Vanwege zijn tijd in de bergen wil Olympe samen met Edmond de Mont Blanc beklimmen, maar voordat dat plaatsvindt, gebeurt er iets ergs. Dan gaan in het verhaal alle remmen los en komt alles letterlijk en figuurlijk samen – of nu ja, zo goed als. Zonder dat het gekunsteld is, verandert het verhaal in een prachtig liefdesrelaas, dat zowel leunt op het scenario als de tekeningen.

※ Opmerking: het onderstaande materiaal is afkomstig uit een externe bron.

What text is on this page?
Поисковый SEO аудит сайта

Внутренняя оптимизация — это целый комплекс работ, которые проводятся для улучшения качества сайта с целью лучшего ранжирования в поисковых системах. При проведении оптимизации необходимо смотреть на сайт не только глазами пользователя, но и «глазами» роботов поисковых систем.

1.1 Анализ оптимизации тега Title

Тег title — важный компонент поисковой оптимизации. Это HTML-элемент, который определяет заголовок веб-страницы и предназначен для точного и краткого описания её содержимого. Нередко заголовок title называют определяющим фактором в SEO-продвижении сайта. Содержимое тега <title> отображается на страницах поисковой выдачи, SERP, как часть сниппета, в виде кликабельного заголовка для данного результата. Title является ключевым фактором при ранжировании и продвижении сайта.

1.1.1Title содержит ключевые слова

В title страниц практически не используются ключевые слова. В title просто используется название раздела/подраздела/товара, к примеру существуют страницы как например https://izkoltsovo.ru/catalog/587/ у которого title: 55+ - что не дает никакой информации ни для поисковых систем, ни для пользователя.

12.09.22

Het knappe aan Edelweiss is dat het werk van scenarist Mayen en tekenaar Mazel zo naadloos aansluit. Emoties worden keurig verdeeld over de woorden en plaatjes: wat we zien wordt niet gezegd en vice versa. Dat zorgt voor een goede verhaalontwikkeling, de lezer wordt meegevoerd in plaats van vooruit geduwd. De uitdrukkingen – vooral veel boosheid en frustratie – heeft Mazel goed in haar vingers. Olympe is een stuurse jongedame, met een vrij permanente frons – die bestaan, ook nu. Edmond is een veel bedeesder figuur, die gaande het verhaal steeds groter lijkt te worden. Veel is symboliek, maar de ontwikkeling van Edmond heeft onmiskenbaar iets fysieks.

Edelweiss is ook midden in de zomer een verhaal dat op zijn plaats valt. Verkoelend is het alleen niet: het is een klassiek opgezet en uitgewerkt liefdesverhaal met behoorlijk wat tegenslagen. Het is verleidelijk om allerlei platte beeldspraak met bergen en toppen te gebruiken, zoals op de achterflap, maar dat doet het verhaal geen recht: Edelweiss gaat meer over tegenslagen overwinnen dan echt iets bereiken. En dan zie je na verloop van tijd vanzelf wat er gelukt is.

Stefan Nieuwenhuis

Lucy Mazel & Cédric Mayen – Edelweiss. Lauwert. 96 blz. hardcover. € 25,95.